Food for Thought|May 2, 2006 8:10 AM| by:

To Know True from False

Those who know the true to be true and the false to be false, they attain the supreme goal, for they pursue right desires and correct views. (Dhammapada)

…it is not sufficient to be able to distinguish what is right from what is wrong. At first sight this seems to be the most difficult point. It is quite obvious that if everyone had to find it out for himself, it would be a very long work; you can pass your whole life going through innumerable experiences which little by little will enlighten you as to what is right and what is not.

Therefore it is easier to rely on someone who has done the work before you and whom you have simply to ask, “Is this true? Is that false?” Evidently, that offers a great advantage, but unfortunately it is not always sufficient; for if you have the desire that things should be in a certain way and that what you prefer should be right, then you are not always ready to listen to good advice.
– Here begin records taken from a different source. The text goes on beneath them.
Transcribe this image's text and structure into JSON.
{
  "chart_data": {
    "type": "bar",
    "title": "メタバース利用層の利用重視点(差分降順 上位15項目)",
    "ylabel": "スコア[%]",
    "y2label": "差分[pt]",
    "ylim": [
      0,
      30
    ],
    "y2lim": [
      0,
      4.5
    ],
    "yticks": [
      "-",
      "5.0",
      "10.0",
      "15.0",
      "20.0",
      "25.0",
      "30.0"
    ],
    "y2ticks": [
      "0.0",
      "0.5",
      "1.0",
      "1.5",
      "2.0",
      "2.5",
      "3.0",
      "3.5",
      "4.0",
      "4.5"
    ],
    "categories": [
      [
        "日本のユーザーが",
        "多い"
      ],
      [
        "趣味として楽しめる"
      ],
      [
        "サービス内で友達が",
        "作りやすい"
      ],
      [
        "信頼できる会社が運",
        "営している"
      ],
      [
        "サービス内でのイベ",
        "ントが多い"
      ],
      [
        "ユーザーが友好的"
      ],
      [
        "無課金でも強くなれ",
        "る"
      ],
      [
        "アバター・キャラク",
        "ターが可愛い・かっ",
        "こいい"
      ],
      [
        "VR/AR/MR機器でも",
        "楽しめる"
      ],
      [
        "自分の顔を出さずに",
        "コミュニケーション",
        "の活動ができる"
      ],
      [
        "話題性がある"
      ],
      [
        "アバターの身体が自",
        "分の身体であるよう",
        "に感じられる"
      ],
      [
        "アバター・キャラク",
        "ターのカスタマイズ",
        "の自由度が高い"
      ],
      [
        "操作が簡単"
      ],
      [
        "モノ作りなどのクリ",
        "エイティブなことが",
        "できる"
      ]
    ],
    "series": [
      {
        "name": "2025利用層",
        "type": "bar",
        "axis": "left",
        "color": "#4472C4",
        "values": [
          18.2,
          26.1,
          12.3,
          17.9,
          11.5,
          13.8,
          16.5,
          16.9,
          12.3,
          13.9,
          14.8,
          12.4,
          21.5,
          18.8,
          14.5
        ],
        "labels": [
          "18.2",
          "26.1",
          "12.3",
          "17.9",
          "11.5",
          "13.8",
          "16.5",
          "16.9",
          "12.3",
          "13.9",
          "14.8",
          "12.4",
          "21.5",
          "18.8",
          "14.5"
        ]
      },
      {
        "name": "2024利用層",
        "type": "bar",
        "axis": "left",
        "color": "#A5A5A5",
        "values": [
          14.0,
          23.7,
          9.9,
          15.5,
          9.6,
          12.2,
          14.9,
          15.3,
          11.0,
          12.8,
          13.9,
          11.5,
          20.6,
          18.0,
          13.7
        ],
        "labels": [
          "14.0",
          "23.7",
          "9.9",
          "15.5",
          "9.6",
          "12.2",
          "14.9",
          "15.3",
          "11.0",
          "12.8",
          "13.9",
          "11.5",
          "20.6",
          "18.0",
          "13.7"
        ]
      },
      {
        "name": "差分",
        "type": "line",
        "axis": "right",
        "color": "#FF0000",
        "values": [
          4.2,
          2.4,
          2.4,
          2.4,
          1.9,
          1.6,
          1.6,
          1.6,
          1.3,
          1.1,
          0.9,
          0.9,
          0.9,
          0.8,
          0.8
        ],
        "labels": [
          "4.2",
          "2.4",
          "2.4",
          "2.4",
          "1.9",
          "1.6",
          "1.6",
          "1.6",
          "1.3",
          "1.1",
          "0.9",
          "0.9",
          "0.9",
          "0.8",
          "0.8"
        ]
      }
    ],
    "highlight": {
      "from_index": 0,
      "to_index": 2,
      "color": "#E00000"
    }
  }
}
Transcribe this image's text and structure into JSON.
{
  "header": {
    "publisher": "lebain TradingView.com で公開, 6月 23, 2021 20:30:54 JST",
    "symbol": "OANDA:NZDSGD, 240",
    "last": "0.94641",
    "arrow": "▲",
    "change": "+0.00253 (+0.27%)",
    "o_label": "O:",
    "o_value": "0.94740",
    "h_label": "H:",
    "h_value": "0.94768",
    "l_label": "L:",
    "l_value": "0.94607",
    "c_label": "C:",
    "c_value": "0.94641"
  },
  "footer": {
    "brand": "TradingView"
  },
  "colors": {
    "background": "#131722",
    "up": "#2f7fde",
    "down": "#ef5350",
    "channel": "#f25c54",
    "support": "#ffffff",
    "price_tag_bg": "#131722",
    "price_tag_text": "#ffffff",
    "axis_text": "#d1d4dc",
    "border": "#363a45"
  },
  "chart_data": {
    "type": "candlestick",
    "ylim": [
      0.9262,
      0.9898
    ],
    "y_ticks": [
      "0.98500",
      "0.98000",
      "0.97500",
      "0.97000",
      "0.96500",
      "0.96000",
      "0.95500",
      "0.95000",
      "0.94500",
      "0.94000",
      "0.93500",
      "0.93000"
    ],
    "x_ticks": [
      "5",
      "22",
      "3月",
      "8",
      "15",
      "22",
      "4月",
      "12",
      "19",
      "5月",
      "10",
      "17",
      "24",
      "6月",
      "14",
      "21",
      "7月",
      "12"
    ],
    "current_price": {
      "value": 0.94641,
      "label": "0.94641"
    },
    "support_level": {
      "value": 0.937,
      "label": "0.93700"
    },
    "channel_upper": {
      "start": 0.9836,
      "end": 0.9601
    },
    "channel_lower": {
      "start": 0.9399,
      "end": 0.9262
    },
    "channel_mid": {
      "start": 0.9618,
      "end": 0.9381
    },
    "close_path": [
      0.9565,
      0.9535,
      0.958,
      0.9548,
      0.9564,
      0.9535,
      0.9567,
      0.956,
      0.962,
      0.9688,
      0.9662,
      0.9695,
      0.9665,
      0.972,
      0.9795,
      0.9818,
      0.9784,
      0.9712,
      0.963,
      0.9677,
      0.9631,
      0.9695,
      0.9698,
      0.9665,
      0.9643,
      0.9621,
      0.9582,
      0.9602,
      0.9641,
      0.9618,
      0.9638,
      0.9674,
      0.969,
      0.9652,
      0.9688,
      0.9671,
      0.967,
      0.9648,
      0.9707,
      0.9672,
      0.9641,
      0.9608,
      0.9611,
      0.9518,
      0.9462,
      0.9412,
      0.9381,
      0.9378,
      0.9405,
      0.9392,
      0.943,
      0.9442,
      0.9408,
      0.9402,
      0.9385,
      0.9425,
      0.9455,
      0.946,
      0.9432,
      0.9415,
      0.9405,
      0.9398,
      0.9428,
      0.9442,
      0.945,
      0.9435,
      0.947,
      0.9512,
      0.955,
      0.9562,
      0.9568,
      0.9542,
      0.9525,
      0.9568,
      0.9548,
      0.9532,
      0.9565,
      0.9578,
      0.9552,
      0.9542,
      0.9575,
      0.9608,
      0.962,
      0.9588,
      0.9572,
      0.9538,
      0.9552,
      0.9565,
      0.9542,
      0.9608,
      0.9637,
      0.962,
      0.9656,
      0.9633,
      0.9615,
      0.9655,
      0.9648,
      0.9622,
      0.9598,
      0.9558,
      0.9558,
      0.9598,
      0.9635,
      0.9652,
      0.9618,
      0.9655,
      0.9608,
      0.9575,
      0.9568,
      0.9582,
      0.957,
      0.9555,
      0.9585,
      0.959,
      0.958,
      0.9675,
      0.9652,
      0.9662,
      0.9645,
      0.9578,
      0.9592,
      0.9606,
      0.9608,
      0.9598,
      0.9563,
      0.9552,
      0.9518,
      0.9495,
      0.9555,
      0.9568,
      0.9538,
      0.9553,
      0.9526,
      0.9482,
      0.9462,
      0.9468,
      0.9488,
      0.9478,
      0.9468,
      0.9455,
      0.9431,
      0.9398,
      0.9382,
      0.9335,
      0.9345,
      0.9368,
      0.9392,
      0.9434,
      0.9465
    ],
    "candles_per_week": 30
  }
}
The last sentence, “for they pursue right desires”, which seems to be a commonplace, is perhaps the most difficult part of the problem.

In this book, in this teaching, there are short sentences that appear so simple. If you read without sufficient reflection, you tell yourself, “But it is self-evident, you recognise as true what is true and as false what is false, what does that mean then?” But first of all it is not so easy to distinguish what is true from what is not, then to recognise, that is to say, to admit that a certain thing is true; and above all it is more difficult still perhaps to recognise that a certain thing is false.

In reality, in order to discern exactly what is false requires such sincerity in the aspiration, such resolution in the will to be true that even this little phrase “to know the true to be true and the false to be false” means a very considerable realisation. And the conclusion, “they attain the supreme goal” is a great promise.

There are teachings which say that one must have no desire at all; they are the ones that aim at a complete withdrawal from life in order to enter into the immobility of the Spirit, the absence of all activity, all movement, all form, all external reality. To attain that one must have no desire at all, that is to say, one must completely leave behind all will for progress; progress itself becomes something unreal and external. But if in your conception of Yoga you keep the idea of progress, and if you admit that the whole universe follows a progression, then what you have to do is to shift the objective of desire; instead of turning it towards things that are external, artificial, superficial and egoistical, you must join it as a force of realisation to the aspiration directed to the truth.

These few words, “they pursue right desires”, are a proof that the teaching of the Buddha, in its essence, did not turn away from the realisation upon earth, but only from what is false in the conception of the world and in activities as they are carried on in the world. Thus when he teaches that one must escape from life, it is not to escape from a life that would be the expression of the truth but from the illusory life as it is ordinarily lived in the world.

Sri Aurobindo tells us that in order to reach the Truth and to have the power of realising this Truth you must join the spiritual consciousness to a progressive mental consciousness.

And these few words certainly prove that such was the original conception of the Buddhist teaching.